Теперь станция принадлежала отморозкам.

«Хмырь, Соленый, Упырь, Хряпа, Контуженный», — повторил про себя священник ненавистные клички. Он должен считать их детьми божьими… Да только бог у них другой — сыны греха и порока, воплощение всего низменного, гнусного, что только может вместить в себя человеческий разум. Даже не человеческий — извращенный, звериный — агрессивный, дикий, не знающий добродетели, не ведающий ни людских законов, ни высших. «Крысы! Крысы…»

Хмырь, поблескивая выбритым до синевы черепом, не спеша прохаживался мимо неровного строя перепуганных, загнанных голодом и отчаянием людей.

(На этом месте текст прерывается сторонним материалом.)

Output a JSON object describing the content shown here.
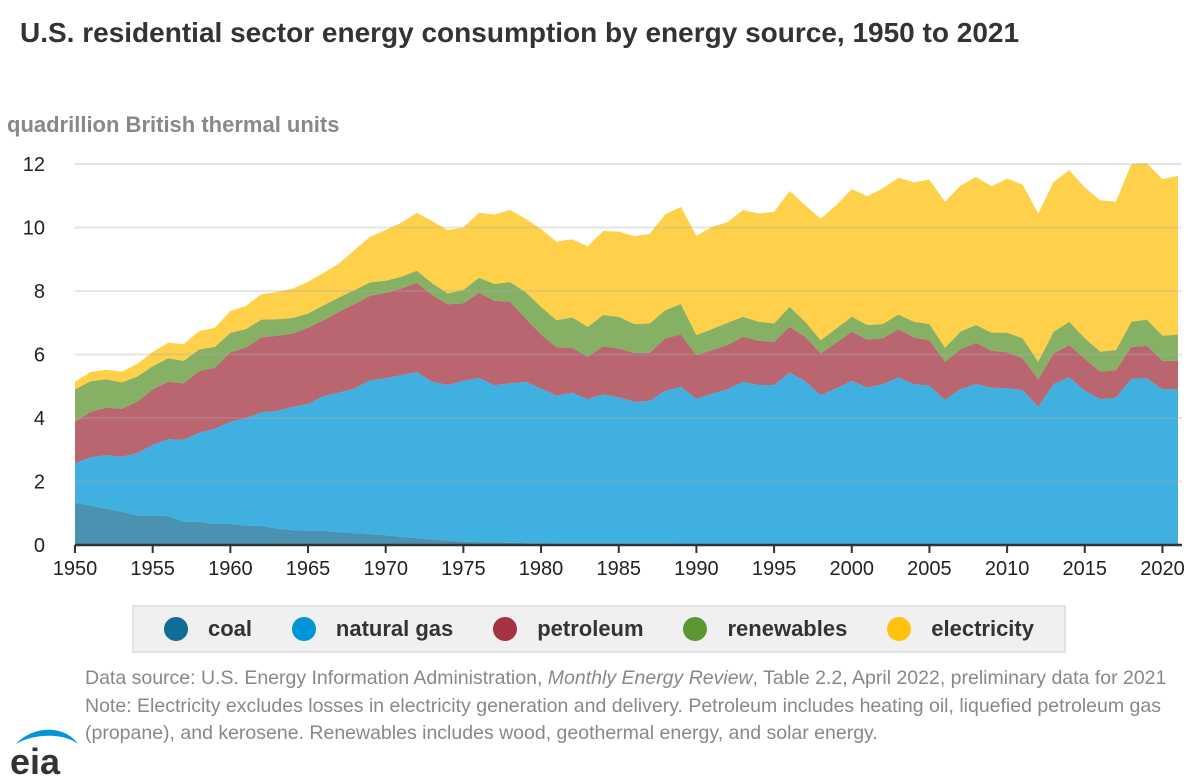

Притихшие женщины, насупившиеся, прячущие глаза мужчины, растерянные, онемевшие дети, придавленные страхом родителей. Голод, раболепие, стыд… Он толстыми ноздрями втягивал запах униженной, безропотной толпы. Пьянящий аромат, сладкий дурман. Хмырь улыбнулся широким щербатым ртом, тонкие губы его, покрытые сеточкой маленьких неаккуратных трещинок, подернулись от непривычного движения мышц. Он редко позволял себе улыбку. Громкий, надрывный, почти каркающий хохот — да, каменное, ничего не выражающее безразличие — еще чаще, но не улыбку. Улыбки — для слабаков и истеричных баб. Настоящий мужик — агрессия, натиск и лишь затем упоение победой. И в эту минуту ему хотелось хохотать, упиваться чужим ужасом, алкать их страдания. Терпение, Хмырь, терпение, сегодня тоннели еще затрясутся от твоего торжествующего крика и он, могучий и сильный, заглушит мышиный писк жертвы. Она, жертва, захлебнется воем и кровавым безумием. Когда её зрачки расширятся до предела, утопив белки с красными прожилками в неистовой пелене кошмара, он зарычит, забьется вместе с ней в агонии — сладостный танец смерти, дикая пляска инстинктов, два тела — миг наслаждения, бешеный рев, сотрясающий своды и… стеклянная муть затухающих глаз.